What Are Biomarkers in Cancer and How Are They Used?

Cancer biomarkers are measurable indicators that provide insights into cancer’s presence, progression, or its response to treatment. These biological markers can be detected in various samples, such as blood, tissue, or other bodily fluids. They serve as important signals, helping medical professionals understand the characteristics of an individual’s cancer.
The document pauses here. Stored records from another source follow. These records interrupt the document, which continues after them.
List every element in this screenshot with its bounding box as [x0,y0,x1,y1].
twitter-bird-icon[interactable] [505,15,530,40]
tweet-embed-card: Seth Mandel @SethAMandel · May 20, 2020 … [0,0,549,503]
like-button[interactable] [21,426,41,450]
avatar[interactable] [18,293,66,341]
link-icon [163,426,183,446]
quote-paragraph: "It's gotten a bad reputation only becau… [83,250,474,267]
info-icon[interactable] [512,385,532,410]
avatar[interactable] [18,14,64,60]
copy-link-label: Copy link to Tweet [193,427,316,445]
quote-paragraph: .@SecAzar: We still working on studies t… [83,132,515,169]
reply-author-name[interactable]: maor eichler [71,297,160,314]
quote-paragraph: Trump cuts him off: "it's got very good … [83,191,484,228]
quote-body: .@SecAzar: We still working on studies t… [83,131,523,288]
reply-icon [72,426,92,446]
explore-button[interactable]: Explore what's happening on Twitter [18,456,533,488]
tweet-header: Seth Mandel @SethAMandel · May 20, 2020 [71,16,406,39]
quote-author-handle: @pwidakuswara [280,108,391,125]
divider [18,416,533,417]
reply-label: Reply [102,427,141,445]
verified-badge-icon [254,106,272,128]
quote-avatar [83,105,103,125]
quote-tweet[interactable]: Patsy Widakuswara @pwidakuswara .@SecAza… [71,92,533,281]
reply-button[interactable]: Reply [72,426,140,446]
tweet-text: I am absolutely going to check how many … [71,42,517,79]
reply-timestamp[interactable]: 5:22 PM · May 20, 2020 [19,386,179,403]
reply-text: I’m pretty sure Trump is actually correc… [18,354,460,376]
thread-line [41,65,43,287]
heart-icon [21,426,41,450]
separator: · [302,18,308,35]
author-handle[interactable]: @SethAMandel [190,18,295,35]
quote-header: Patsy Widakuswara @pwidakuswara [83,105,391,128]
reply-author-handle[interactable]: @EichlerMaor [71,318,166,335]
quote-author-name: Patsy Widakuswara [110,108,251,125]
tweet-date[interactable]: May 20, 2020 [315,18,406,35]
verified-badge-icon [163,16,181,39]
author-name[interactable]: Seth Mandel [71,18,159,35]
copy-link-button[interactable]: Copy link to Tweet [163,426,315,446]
Defining Cancer Biomarkers

A cancer biomarker is a characteristic that can be measured and evaluated, reflecting biological processes or responses to therapy. They can include molecules, cells, or physiological changes. For example, a specific protein produced by cancer cells or a genetic alteration within tumor DNA can act as a biomarker. Biomarkers help differentiate between healthy individuals and those with cancer, or provide details about the disease state. They can be found in various biological media, including blood, urine, or tissue.

Categories of Cancer Biomarkers

Cancer biomarkers are broadly categorized into molecular, cellular, and imaging biomarkers.

Molecular Biomarkers

Molecular biomarkers involve alterations at the genetic or protein level. These include genetic mutations, changes in gene expression, or specific proteins produced by cancer cells. For instance, a particular gene mutation like BRAF V600E in melanoma or HER2 protein overexpression in breast cancer are molecular biomarkers.

Cellular Biomarkers

Cellular biomarkers involve abnormal cells or components. A common example is circulating tumor cells (CTCs), which are cancer cells shed from a primary tumor that travel through the bloodstream. These cells can be detected in blood samples and offer information about tumor spread.

Imaging Biomarkers

Imaging biomarkers are visual indicators from medical scans. They show patterns or changes in tumor size, shape, or metabolic activity using techniques like Positron Emission Tomography (PET), Magnetic Resonance Imaging (MRI), or Computed Tomography (CT) scans. For example, the uptake of a radioactive tracer in a PET scan can reveal areas of high metabolic activity, indicating the presence of a tumor.

Applications in Cancer Management

Biomarkers have diverse applications in cancer management.

Diagnosis and Screening

In diagnosis and screening, biomarkers can help detect cancer early or confirm its presence. For example, the prostate-specific antigen (PSA) test is used to screen for prostate cancer, though its specificity can vary. They also aid in distinguishing between benign and malignant conditions.

Prognosis

Biomarkers are also used for prognosis, predicting the disease’s likely course. They can indicate how aggressive a cancer might be or its probability of recurrence. For example, certain gene expression signatures in breast cancer can help estimate the risk of recurrence.

Treatment Guidance

Biomarkers are also predictive, guiding treatment decisions by identifying which patients are most likely to respond to specific therapies. This is relevant for targeted therapies that act on specific molecular pathways. For instance, EGFR mutations guide treatment in non-small cell lung cancer, and HER2 overexpression indicates responsiveness to specific breast cancer drugs.

Monitoring

Biomarkers also play a role in monitoring the disease over time. They can track how well a patient is responding to treatment, detect disease progression, or signal a recurrence. Regularly measuring certain tumor markers in the blood, such as CEA for colorectal cancer, helps assess treatment effectiveness and detect any return of the disease.

The Role of Biomarkers in Precision Oncology

Biomarkers are key to precision oncology, an approach that tailors cancer treatment to an individual’s cancer characteristics. This approach moves beyond a one-size-fits-all model by using biomarker testing to identify specific genetic or molecular alterations in a patient’s tumor. By understanding these individual characteristics, clinicians can select treatments that are most likely to be effective while minimizing unnecessary side effects for patients who would not benefit. This personalized strategy leads to more targeted and efficient therapies, improving patient outcomes.